Началась репетиция; Эдуард тихо сидел в углу голой комнаты в состоянии совершенного счастья. Он обнаружил, что любовь не равномерное состояние, а переживание волнообразное, со свежими приливами, один из которых он испытывал сейчас. Виолончелист, непропеченный молодой человек с заиканием и ужасной кожей, был явно огорчен явлением нового друга Флоренс, и Эдуард великодушно простил ему рабскую фиксацию на Флоренс, потому что тоже не мог оторвать от нее взгляд. Она приступала к работе в состоянии довольства, близком к трансу. Она надела ленту на волосы, и, наблюдая за ней, Эдуард погрузился в мечты — не только о сексе с Флоренс, но и о женитьбе, будущей семье и возможной дочери. Размышление о таких предметах, безусловно, было знаком зрелости.
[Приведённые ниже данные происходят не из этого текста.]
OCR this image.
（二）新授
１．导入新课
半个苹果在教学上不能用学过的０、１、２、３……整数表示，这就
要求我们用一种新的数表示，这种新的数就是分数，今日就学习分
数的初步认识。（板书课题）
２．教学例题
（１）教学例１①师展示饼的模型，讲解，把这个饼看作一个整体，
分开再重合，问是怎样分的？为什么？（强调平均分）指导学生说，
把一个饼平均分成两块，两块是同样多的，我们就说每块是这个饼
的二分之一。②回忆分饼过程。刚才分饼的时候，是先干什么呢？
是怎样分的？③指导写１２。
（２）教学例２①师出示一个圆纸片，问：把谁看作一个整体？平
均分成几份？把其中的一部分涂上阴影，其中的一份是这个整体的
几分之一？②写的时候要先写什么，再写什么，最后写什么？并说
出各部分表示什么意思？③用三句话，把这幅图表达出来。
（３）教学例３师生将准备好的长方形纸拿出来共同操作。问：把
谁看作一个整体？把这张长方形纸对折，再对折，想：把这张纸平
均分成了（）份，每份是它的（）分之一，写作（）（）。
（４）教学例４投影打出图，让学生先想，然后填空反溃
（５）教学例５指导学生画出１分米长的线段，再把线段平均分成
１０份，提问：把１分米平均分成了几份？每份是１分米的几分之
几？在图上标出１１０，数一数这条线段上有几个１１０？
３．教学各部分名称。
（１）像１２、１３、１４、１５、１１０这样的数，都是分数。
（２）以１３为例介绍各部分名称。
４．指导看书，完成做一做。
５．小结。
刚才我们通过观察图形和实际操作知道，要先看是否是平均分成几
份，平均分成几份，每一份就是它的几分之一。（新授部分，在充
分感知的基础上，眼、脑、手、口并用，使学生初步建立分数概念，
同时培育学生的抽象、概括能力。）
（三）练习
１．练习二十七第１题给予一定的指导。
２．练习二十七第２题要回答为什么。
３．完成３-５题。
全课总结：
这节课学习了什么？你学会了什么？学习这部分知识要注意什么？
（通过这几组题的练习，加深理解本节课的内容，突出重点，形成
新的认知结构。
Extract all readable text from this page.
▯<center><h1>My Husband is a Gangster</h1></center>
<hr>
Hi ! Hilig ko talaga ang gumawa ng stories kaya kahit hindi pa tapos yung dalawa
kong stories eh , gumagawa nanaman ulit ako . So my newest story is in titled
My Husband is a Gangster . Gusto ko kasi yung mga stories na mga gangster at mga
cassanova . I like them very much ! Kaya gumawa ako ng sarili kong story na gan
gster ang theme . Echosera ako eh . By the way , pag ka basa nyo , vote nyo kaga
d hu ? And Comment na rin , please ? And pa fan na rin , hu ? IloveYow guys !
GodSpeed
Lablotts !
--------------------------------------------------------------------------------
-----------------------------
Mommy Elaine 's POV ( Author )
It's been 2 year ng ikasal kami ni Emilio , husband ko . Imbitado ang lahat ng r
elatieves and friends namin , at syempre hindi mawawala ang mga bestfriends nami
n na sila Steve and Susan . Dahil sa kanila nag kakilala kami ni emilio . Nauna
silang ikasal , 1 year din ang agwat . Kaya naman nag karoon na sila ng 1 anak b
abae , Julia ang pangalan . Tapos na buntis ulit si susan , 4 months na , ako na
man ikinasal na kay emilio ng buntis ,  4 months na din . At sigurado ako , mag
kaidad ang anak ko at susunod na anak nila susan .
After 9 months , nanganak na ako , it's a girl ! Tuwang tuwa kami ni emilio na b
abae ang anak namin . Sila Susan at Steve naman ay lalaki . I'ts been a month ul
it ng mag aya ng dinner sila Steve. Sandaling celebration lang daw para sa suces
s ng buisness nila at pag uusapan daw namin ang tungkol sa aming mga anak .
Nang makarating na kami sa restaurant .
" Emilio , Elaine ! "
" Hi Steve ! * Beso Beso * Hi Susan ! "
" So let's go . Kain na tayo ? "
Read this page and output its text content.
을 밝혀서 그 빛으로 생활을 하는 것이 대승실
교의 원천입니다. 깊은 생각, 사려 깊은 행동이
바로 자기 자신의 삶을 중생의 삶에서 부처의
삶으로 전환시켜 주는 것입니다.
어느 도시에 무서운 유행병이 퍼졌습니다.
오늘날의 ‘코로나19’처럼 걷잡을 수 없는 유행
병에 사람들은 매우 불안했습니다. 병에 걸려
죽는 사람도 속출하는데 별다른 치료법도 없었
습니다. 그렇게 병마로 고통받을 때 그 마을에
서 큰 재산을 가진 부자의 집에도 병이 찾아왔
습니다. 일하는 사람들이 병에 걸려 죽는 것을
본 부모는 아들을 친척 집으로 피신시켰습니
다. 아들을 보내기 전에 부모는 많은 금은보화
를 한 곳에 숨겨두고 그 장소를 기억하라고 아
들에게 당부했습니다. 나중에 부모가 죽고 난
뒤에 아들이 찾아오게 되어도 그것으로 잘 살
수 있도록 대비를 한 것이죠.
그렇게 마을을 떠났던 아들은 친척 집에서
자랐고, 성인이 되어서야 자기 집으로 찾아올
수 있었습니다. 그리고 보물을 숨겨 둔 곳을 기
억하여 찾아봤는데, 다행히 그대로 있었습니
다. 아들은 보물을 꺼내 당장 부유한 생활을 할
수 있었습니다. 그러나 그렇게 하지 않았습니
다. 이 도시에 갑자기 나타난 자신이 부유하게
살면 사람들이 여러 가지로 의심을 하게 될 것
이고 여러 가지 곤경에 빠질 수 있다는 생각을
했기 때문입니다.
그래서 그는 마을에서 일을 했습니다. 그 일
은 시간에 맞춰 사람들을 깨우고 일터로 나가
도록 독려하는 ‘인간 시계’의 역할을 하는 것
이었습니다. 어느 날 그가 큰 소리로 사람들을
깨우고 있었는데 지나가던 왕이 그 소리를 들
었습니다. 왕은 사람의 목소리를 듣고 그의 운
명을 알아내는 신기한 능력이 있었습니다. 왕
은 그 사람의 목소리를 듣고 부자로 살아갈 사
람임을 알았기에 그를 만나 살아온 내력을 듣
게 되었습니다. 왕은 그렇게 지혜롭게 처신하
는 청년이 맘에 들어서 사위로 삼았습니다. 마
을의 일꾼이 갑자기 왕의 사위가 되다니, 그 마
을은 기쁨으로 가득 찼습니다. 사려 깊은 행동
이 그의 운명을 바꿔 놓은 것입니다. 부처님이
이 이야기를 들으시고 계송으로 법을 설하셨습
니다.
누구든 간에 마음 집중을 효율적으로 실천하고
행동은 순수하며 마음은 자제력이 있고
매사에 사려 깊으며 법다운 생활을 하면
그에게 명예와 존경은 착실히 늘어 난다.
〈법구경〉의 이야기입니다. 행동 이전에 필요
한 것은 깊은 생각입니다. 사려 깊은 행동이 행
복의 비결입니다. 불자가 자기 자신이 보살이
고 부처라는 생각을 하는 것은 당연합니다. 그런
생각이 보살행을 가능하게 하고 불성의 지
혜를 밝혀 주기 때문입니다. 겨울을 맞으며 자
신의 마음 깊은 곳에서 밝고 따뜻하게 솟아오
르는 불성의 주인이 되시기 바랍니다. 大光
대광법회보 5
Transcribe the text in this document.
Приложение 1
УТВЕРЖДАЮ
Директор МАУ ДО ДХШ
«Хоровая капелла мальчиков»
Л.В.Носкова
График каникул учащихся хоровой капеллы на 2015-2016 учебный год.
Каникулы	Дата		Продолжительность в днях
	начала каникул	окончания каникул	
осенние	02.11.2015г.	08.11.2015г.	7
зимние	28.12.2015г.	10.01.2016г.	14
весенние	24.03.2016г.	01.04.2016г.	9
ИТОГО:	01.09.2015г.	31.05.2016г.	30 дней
Возможно, это было благопристойной вариацией исконной мечты о том, чтобы быть любимым более чем одной девушкой. Она будет красива и серьезна, как мать, тоже с прямой спиной, непременно будет играть на инструменте — на скрипке, вероятно, хотя он не исключал и электрогитару.
В этот день разучивать моцартовский квинтет пришла альтистка Соня, соседка Флоренс по коридору. Наконец они приготовились начать. Было короткое напряженное затишье, которое мог бы вписать в партитуру сам Моцарт. Они заиграли; Эдуарда сразу захватила сила, мускулистость звука и бархатные переговоры инструментов, и несколько минут подряд он действительно получал удовольствие от музыки, а потом упустил нить и привычно заскучал от этого чинного волнения и одинаковости. Потом Флоренс остановила их, тихо сказала замечания, и после общего разговора они начали сначала. Так происходило несколько раз; благодаря повторению Эдуард стал различать нежную мелодию, беглые сплетения голосов, смелые обрушения и скачки, которых он уже ждал при повторах. Позже, когда ехали на поезде домой, он сказал ей совершенно искренне, что музыка проняла его, и даже напел какие-то отрывки. Флоренс была так растрогана, что дала еще одно обещание — с той же проникновенной серьезностью, которая будто вдвое увеличивала ее глаза. Когда наступит великий день их дебюта в Уигмор-холле, они сыграют этот квинтет — сыграют специально для него.